Since its launch MS Teams has gradually added a number communications tools to enable greater collaboration. This was an area where Slack previously had an edge, but Teams has gained ground and in some ways surpassed them. Cloud based meetings support larger calls of up to 250 participants, while MS Teams Live Events support a whopping 10,000! There’s also a Meeting Lobby feature, which allows hosts to pre-qualify callers before they join. Additionally, federated chat capabilities permit cross corporate border meetings, which is particularly helpful when multiple organizations are collaborating on a specific project. What’s more messaging in Teams supports in-line translation, allowing participants to converse in their native language.
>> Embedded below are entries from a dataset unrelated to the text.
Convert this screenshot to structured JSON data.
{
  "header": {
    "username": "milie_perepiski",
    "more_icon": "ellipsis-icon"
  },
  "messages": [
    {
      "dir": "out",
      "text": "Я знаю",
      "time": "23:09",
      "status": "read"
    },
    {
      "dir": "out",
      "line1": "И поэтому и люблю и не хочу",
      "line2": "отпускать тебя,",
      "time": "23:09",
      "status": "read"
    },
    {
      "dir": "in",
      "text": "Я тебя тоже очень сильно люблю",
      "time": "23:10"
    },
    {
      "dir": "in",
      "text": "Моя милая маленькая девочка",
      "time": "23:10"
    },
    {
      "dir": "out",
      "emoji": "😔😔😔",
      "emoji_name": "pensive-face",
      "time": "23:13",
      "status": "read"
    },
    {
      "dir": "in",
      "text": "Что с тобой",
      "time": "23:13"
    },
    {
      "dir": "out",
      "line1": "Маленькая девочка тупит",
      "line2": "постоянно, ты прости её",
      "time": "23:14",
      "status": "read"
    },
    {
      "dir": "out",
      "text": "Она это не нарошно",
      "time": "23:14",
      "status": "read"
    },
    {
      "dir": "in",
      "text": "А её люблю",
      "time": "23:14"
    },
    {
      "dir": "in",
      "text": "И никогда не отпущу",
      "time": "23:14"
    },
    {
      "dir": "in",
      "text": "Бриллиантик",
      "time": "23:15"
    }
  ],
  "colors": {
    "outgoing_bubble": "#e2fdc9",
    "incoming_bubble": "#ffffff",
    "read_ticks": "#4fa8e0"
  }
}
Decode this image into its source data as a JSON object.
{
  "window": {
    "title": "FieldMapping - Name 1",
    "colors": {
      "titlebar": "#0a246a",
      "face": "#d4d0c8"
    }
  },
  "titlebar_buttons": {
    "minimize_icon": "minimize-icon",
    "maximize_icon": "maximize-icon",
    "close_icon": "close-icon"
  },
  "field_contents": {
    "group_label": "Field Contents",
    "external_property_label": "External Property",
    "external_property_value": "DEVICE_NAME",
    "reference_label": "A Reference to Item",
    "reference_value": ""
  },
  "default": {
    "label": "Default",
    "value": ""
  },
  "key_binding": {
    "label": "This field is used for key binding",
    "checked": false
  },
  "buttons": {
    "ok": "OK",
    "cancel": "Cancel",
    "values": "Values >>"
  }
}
Updates to both meetings and messaging will be especially useful when working with an offshore team in an agile development cycle.
Drive Collaboration with Channels
Teams are made up of channels, which are conversations within the app dedicated to specific topics, departments or projects. Channels also functions as means to connect users to files and tools, making it easier for users to access all necessary documents and information. Where channels is perhaps most effective is that it allows for cross-organizational collaboration between different departments. No more back and forth long email chains! With Channels, you can be assured that all involved parties have a quick, efficient mechanism to access relevant info independent of their inbox.
Integration by Adding Connectors
Connecters allow users to link 3rd party software. To do so, you will simply have to authorize and approve the connection, since the application and Teams will be directly interfaced. Services like Trello, GitHub and even social platforms like Twitter can be integrated so that users can receive notifications about team members’ activity on those platforms. Connectors allows for a great deal of customization for advanced users as well: A function called Actionable Messages allows users to complete tasks directly within the app. Combined with Channels, Connectors can open the door for a level of streamlined collaboration that frankly is difficult to execute with less sophisticated applications and processes.
The beauty of Microsoft Teams is that all of the above features (and more) can be combined in various ways to create a business process that works for your organization or project. Being tightly integrated with Office 365, Teams ultimately functions as a top-down view of various platforms like Exchange (Mailboxes, Messaging, Calendars), and SharePoint. There’s a high level of customization, and the frequent updates are continuing to push the envelope in terms of collaboration.